The novel approach described in this work combines a measure of cross-frequency brain synchronisation dynamics, CFS, with a two-stage deep learning model for DD detection. Our main contribution is the transformation of EEG signals into image sequences considering neural mechanisms involved in low-level auditory processing. In particular, these images are obtained from a CFS analysis in intra-electrode brain rhythms derived from an EEG experiment with non-interactive auditory stimuli presented to skilled and dyslexic seven-year-old readers. Furthermore, we have designed a two-stage architecture that takes advantage of the spatial and temporal information contained in the image sequences to find discriminative patterns of phase synchronisation over time corresponding to these altered neural processes in low-level language processing in DD. Lastly, we have adapted the LIME interpretability method to the structure of the CFS image sequences using a novel feature mask to improve the understanding of the neural basis of DD by identify the most relevant regions during classification.

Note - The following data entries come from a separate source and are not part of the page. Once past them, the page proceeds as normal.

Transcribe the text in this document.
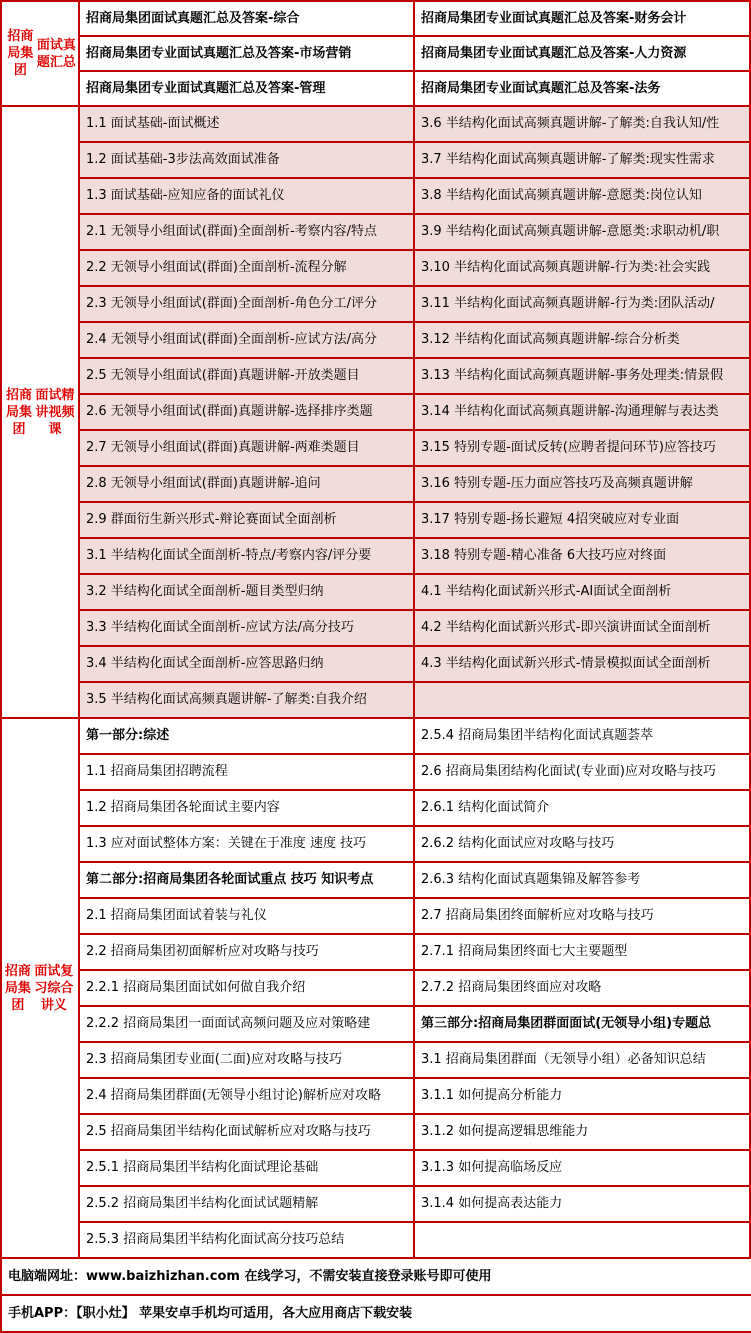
招商局集团
面试真题汇总
招商局集团面试真题汇总及答案-综合	招商局集团专业面试真题汇总及答案-财务会计
招商局集团专业面试真题汇总及答案-市场营销	招商局集团专业面试真题汇总及答案-人力资源
招商局集团专业面试真题汇总及答案-管理	招商局集团专业面试真题汇总及答案-法务
招商局集团
面试精讲视频课
1.1 面试基础-面试概述	3.6 半结构化面试高频真题讲解-了解类:自我认知/性
1.2 面试基础-3步法高效面试准备	3.7 半结构化面试高频真题讲解-了解类:现实性需求
1.3 面试基础-应知应备的面试礼仪	3.8 半结构化面试高频真题讲解-意愿类:岗位认知
2.1 无领导小组面试(群面)全面剖析-考察内容/特点	3.9 半结构化面试高频真题讲解-意愿类:求职动机/职
2.2 无领导小组面试(群面)全面剖析-流程分解	3.10 半结构化面试高频真题讲解-行为类:社会实践
2.3 无领导小组面试(群面)全面剖析-角色分工/评分	3.11 半结构化面试高频真题讲解-行为类:团队活动/
2.4 无领导小组面试(群面)全面剖析-应试方法/高分	3.12 半结构化面试高频真题讲解-综合分析类
2.5 无领导小组面试(群面)真题讲解-开放类题目	3.13 半结构化面试高频真题讲解-事务处理类:情景假
2.6 无领导小组面试(群面)真题讲解-选择排序类题	3.14 半结构化面试高频真题讲解-沟通理解与表达类
2.7 无领导小组面试(群面)真题讲解-两难类题目	3.15 特别专题-面试反转(应聘者提问环节)应答技巧
2.8 无领导小组面试(群面)真题讲解-追问	3.16 特别专题-压力面应答技巧及高频真题讲解
2.9 群面衍生新兴形式-辩论赛面试全面剖析	3.17 特别专题-扬长避短 4招突破应对专业面
3.1 半结构化面试全面剖析-特点/考察内容/评分要	3.18 特别专题-精心准备 6大技巧应对终面
3.2 半结构化面试全面剖析-题目类型归纳	4.1 半结构化面试新兴形式-AI面试全面剖析
3.3 半结构化面试全面剖析-应试方法/高分技巧	4.2 半结构化面试新兴形式-即兴演讲面试全面剖析
3.4 半结构化面试全面剖析-应答思路归纳	4.3 半结构化面试新兴形式-情景模拟面试全面剖析
3.5 半结构化面试高频真题讲解-了解类:自我介绍
招商局集团
面试复习综合讲义
第一部分:综述	2.5.4 招商局集团半结构化面试真题荟萃
1.1 招商局集团招聘流程	2.6 招商局集团结构化面试(专业面)应对攻略与技巧
1.2 招商局集团各轮面试主要内容	2.6.1 结构化面试简介
1.3 应对面试整体方案：关键在于准度 速度 技巧	2.6.2 结构化面试应对攻略与技巧
第二部分:招商局集团各轮面试重点 技巧 知识考点	2.6.3 结构化面试真题集锦及解答参考
2.1 招商局集团面试着装与礼仪	2.7 招商局集团终面解析应对攻略与技巧
2.2 招商局集团初面解析应对攻略与技巧	2.7.1 招商局集团终面七大主要题型
2.2.1 招商局集团面试如何做自我介绍	2.7.2 招商局集团终面应对攻略
2.2.2 招商局集团一面面试高频问题及应对策略建	第三部分:招商局集团群面面试(无领导小组)专题总
2.3 招商局集团专业面(二面)应对攻略与技巧	3.1 招商局集团群面（无领导小组）必备知识总结
2.4 招商局集团群面(无领导小组讨论)解析应对攻略	3.1.1 如何提高分析能力
2.5 招商局集团半结构化面试解析应对攻略与技巧	3.1.2 如何提高逻辑思维能力
2.5.1 招商局集团半结构化面试理论基础	3.1.3 如何提高临场反应
2.5.2 招商局集团半结构化面试试题精解	3.1.4 如何提高表达能力
2.5.3 招商局集团半结构化面试高分技巧总结
电脑端网址：www.baizhizhan.com 在线学习，不需安装直接登录账号即可使用
手机APP：【职小灶】 苹果安卓手机均可适用，各大应用商店下载安装
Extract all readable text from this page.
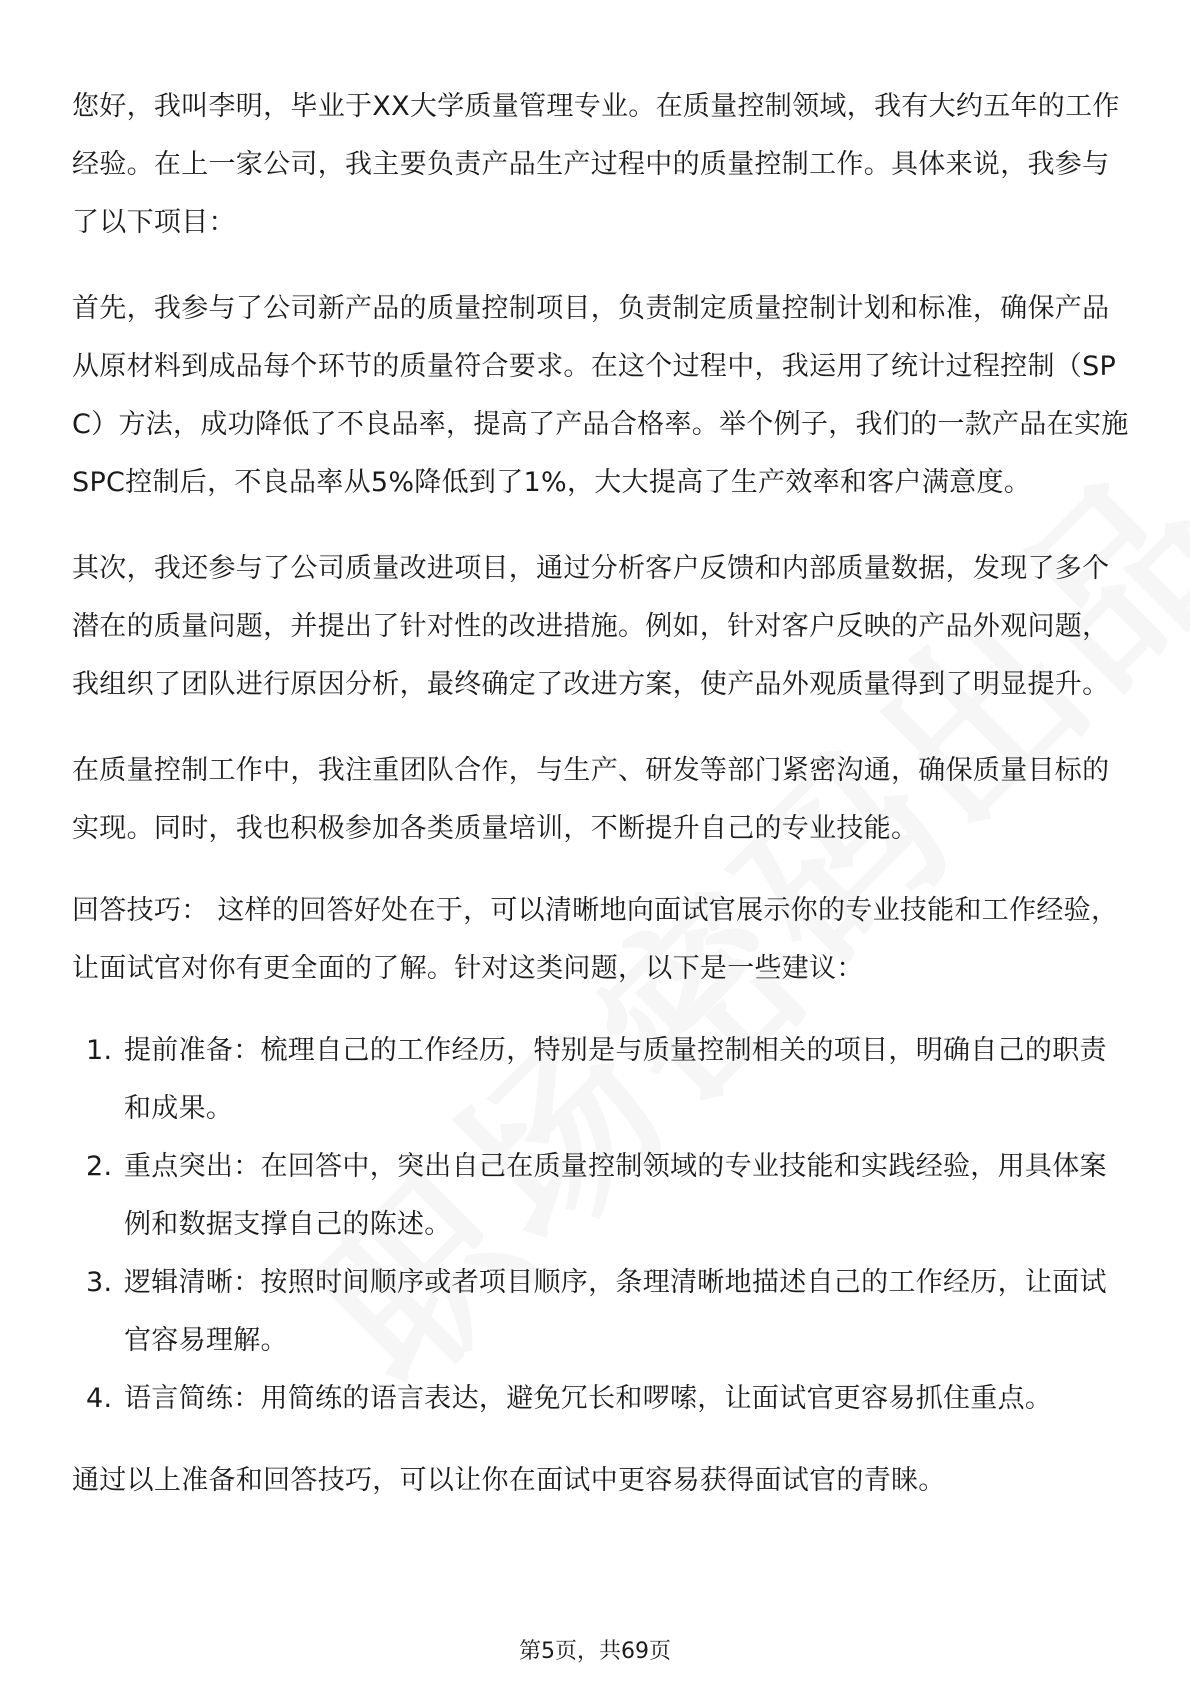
您好，我叫李明，毕业于XX大学质量管理专业。在质量控制领域，我有大约五年的工作经验。在上一家公司，我主要负责产品生产过程中的质量控制工作。具体来说，我参与了以下项目：

首先，我参与了公司新产品的质量控制项目，负责制定质量控制计划和标准，确保产品从原材料到成品每个环节的质量符合要求。在这个过程中，我运用了统计过程控制（SPC）方法，成功降低了不良品率，提高了产品合格率。举个例子，我们的一款产品在实施SPC控制后，不良品率从5%降低到了1%，大大提高了生产效率和客户满意度。

其次，我还参与了公司质量改进项目，通过分析客户反馈和内部质量数据，发现了多个潜在的质量问题，并提出了针对性的改进措施。例如，针对客户反映的产品外观问题，我组织了团队进行原因分析，最终确定了改进方案，使产品外观质量得到了明显提升。

在质量控制工作中，我注重团队合作，与生产、研发等部门紧密沟通，确保质量目标的实现。同时，我也积极参加各类质量培训，不断提升自己的专业技能。

回答技巧： 这样的回答好处在于，可以清晰地向面试官展示你的专业技能和工作经验，让面试官对你有更全面的了解。针对这类问题，以下是一些建议：

1. 提前准备：梳理自己的工作经历，特别是与质量控制相关的项目，明确自己的职责和成果。
2. 重点突出：在回答中，突出自己在质量控制领域的专业技能和实践经验，用具体案例和数据支撑自己的陈述。
3. 逻辑清晰：按照时间顺序或者项目顺序，条理清晰地描述自己的工作经历，让面试官容易理解。
4. 语言简练：用简练的语言表达，避免冗长和啰嗦，让面试官更容易抓住重点。

通过以上准备和回答技巧，可以让你在面试中更容易获得面试官的青睐。

第5页，共69页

As a result, in the classification stage, the proposed two-stage model has reached up to 83% balanced accuracy for the 4.8 Hz stimulus, supporting the presence of discriminative patterns between control and dyslexic subjects. Consequently, linking the information from the CFS image sequences to the altered CFS patterns involved in low-level language processing that are present in the phonological deficit in DD. Additionally, we have obtained interpretable representations that allow us to identify the source (EEG electrode) and timing (frame) of these differential CFS patterns in auditory processing of typical and dyslexic readers. Revealing a link between CFS patterns with regions that are attributed to normal reading and those corresponding to compensatory mechanisms found in dyslexia. In this regard, we should restate the limitations of the present work: the reduced sample size of the dataset, although comparable to that of similar studies, as indicated in Sect. 4; the propensity to class imbalance due to the prevalence of DD; and CFS images only contain information about activity that occurs at significantly different rates locally. Nevertheless, these results pave the way to continue this line of research by planning future work such as exploring interelectrode CFS that would allow finding the interactions between the hemispheres, at the same time, the CFS measurement could be improved in spectral resolution by applying narrower bands in the filtering process. Finally, and most importantly, we intend to investigate a multimodal approach by combining information from different non-invasive neuroimaging techniques in the image sequences. This could be done with common low-cost techniques such as EEG and fNIRS.